Well, I say that but there’s currently no school as such for Jake.

He’s been home with us since January, and work and everything else has sort of fitted into place around him. He has needed a lot of time to reacclimatise so, before the summer, we weren’t running a full timetable and he has probably drawn about 4,000,000 books of his favourite fairy tales, but now, he is very relaxed and happy. With a bit of cajoling, we can get him out of the house every day and he will navigate a busy supermarket.

Ignore the wine in the background

Back in December, every morning involved him asking ‘is it not school?’ and if it was, depending on the morning, we would have screaming, crying, hitting, and kicking. Having then refused to eat any breakfast because he was crying or heaving so much, we might eventually cajole him into the car (with a few kicks of the car door on the way) where he’d sit in sad silence for the journey to school. As he recognised the turn up the hill to the school, he’d start shouting ‘NO SCHOOL!!’ until he was back to a crying and screaming mess by the time we pulled into the car park. Then we’d have to negotiate and make all sorts of promises to get him into the school yard. Towards the last few months before he finished, we would have to leave Jake in the playground as his teachers tried to get him into the building whilst he screamed and cried. When he got into the school day, he retreated into himself and was quiet all day. By the time he got home, having not eaten any lunch, he’d be like a rocket going off.

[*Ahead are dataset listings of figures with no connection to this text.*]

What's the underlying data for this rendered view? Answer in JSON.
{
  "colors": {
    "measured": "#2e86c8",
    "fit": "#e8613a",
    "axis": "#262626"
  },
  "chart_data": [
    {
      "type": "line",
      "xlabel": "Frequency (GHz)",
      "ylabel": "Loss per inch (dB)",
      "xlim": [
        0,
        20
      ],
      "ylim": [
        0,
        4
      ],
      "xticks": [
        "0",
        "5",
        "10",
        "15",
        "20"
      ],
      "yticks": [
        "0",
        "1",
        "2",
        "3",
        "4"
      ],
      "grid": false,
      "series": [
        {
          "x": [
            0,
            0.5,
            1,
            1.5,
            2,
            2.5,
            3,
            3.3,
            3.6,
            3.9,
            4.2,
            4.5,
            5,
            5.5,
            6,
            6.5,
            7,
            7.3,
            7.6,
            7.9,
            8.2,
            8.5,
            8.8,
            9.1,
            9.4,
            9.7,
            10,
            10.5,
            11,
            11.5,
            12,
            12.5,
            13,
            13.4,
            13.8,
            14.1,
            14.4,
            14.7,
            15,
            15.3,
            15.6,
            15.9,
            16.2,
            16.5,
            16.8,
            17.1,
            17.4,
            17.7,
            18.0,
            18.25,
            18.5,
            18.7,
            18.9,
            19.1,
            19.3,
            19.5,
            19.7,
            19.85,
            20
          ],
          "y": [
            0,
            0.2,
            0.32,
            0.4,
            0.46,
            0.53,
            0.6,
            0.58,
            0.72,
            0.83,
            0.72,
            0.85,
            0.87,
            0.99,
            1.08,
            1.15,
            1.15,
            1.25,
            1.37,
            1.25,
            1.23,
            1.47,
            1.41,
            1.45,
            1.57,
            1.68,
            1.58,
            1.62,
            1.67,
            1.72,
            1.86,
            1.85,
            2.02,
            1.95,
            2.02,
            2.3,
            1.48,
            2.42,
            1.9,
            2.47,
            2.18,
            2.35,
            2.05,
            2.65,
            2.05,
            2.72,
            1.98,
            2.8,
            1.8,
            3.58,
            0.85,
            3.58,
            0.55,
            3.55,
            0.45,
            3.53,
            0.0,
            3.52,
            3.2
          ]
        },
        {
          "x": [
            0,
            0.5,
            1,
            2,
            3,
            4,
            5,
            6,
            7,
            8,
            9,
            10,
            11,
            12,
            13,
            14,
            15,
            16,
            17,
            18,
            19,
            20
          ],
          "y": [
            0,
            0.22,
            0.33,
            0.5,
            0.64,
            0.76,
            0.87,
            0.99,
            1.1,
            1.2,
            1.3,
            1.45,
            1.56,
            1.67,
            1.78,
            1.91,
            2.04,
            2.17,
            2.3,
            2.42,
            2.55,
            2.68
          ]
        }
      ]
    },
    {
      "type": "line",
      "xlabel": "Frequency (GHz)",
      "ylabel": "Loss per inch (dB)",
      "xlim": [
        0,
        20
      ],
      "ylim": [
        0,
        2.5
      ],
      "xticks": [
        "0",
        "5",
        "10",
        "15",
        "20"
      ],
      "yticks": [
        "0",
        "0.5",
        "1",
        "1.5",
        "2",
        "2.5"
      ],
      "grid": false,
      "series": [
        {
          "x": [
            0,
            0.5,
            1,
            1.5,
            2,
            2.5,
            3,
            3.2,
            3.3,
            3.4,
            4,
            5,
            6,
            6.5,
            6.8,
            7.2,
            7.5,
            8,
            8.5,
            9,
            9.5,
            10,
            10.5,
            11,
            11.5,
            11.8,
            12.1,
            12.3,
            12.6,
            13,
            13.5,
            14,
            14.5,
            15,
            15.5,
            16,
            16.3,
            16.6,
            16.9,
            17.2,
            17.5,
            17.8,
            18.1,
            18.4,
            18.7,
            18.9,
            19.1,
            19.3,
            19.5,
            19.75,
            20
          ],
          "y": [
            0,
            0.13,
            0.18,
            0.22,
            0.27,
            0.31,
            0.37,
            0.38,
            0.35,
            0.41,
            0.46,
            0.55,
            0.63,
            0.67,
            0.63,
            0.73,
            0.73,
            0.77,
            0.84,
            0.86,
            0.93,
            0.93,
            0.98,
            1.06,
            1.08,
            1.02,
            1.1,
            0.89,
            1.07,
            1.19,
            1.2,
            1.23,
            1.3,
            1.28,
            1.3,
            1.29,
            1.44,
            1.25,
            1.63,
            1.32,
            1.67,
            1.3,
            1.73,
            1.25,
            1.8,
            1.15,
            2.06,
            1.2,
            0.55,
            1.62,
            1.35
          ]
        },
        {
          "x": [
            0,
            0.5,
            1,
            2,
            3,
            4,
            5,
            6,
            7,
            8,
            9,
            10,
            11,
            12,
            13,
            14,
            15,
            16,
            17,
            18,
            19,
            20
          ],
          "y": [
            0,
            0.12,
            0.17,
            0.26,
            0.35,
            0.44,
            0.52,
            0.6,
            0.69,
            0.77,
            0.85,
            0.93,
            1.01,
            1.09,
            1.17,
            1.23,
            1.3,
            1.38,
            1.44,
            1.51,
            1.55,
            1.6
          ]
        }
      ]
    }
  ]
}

So, here we are, back in September and the imminent start of school (Jake should be starting in a new high school next week) has passed us by.

We eventually had a Zoom meeting with the local authority who want him back in a school setting. We have appealed that he needs an alternative provision right now, based here but getting a few tutors in for an hour or two so he will get used to someone else and not so attached to us full-time.

We are waiting to see what happens next but it’s likely that the LA will propose another school and we will appeal again, eventually getting to a tribunal where we will have to fight our case about why we don’t think that a traditional school will fit with Jake at the moment.

Like most other parents of SEN kids, we have fought and pushed for Jake since he was tiny (and I definitely use the royal ‘we’ here, because Sally should have been a barrister – or serial killer – in another life). So we shall see what happens when his new school realise that he hasn’t shown up this week.

But, in brighter news, he is happy and he’s loving being at home. He has one school friend that he clicked with, and we see him occasionally for the cinema or trampolining. We have a big family so Jake sees his cousins regularly and avoids becoming a complete hermit.

And we do Waterstones, supermarkets and regular walks. He loves searching around in the props room of our local theatre and feels very comfortable there. We’re baking together and, even though I have now been reading the same book to him EVERY NIGHT since November, he goes to sleep a happy boy.